Predictive Churn
Customer Churn, also known as customer turnover or client loss, is one of the most important metrics for growing businesses to consider. Having the right tools to address churn is crucial in minimizing loss and maximizing customer retention. To get a jump on these potentially churning users, Braze offers Predictive Churn, providing a proactive approach toward minimizing future churn.
Topics
Overview
With Predictive Churn, you can define what churn means for your business (Churn Definition) as well as the users you’d like to prevent from churning (Prediction Audience). When you create a Prediction, Braze trains a machine learning model using gradient boosted decision trees to identify users at risk of churn by learning from activity patterns of past users who did and did not churn according to your definition.
Once the Prediction model is built, users in the Prediction Audience will be assigned a Churn Risk Score between 0 and 100 denoting how likely they are to Churn according to your definition. The higher the score, the more likely a user is to churn.

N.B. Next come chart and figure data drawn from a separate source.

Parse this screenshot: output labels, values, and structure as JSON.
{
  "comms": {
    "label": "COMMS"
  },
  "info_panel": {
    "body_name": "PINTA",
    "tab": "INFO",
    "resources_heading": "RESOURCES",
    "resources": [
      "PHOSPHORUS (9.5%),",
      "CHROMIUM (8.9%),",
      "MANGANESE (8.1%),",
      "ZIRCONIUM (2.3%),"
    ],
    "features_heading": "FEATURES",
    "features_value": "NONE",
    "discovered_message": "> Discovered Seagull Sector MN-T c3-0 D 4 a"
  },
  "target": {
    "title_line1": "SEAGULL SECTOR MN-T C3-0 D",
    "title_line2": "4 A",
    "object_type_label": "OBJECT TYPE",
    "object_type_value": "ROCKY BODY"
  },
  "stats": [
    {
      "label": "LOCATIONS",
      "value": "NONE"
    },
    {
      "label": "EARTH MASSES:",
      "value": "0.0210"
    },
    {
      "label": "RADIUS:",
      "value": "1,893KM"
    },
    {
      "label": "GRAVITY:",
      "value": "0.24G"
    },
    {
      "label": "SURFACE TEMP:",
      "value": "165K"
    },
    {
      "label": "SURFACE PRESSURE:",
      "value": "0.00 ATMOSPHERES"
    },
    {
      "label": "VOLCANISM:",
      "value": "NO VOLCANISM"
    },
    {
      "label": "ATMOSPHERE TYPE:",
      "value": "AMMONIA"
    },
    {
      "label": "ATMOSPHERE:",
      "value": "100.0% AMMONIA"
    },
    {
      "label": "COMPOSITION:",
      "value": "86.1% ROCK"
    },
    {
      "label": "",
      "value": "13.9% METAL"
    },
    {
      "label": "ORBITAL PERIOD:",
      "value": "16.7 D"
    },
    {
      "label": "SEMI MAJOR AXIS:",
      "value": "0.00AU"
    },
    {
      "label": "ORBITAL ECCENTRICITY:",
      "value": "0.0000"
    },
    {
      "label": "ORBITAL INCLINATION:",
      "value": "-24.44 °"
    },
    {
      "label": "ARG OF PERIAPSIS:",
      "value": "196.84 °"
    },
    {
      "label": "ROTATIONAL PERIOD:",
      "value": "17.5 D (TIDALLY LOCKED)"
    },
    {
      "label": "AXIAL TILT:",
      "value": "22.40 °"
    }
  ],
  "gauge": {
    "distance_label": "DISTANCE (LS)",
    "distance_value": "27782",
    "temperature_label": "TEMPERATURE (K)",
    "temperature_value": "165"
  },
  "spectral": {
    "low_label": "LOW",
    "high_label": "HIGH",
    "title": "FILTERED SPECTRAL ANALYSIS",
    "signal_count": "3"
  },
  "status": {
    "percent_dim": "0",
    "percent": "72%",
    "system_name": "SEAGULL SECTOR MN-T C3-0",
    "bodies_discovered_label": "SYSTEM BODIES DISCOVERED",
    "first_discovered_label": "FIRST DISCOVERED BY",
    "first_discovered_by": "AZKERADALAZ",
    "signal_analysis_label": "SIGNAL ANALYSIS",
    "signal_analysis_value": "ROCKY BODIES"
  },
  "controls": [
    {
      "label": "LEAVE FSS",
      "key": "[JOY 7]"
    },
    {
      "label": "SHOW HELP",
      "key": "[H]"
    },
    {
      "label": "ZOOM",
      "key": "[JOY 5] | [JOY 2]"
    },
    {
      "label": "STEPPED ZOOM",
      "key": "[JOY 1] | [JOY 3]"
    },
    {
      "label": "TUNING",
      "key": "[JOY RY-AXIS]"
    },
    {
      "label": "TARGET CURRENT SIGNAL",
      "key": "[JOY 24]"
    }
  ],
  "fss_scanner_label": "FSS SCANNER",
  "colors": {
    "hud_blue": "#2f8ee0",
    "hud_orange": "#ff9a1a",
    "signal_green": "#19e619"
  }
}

Updating the risk scores of the Prediction Audience can be done with a frequency you choose. This way, you can reach out to users who are at risk of churning before they actually do and prevent it from happening in the first place. Using up to three active Predictions, you can leverage Predictive Churn to tailor individual models to help prevent churn within specific segments of your users that you deem to be the most valuable.
Access Predictive Churn
The Predictions page is accessible from the left navigation bar on the Braze dashboard. For full access, contact your Account Manager. Prior to purchasing this feature, it is available in Preview mode. This will allow you to see a Demo Churn Prediction with synthetic data as well as create one Churn Prediction model at a time. This Prediction will be created based on your actual user data, but it will not allow you to target users for messaging according to Churn Risk. It will also not update regularly after creation.
With the Preview, you can also edit and rebuild this one Prediction or archive it and create others to test the expected Prediction Quality of different definitions.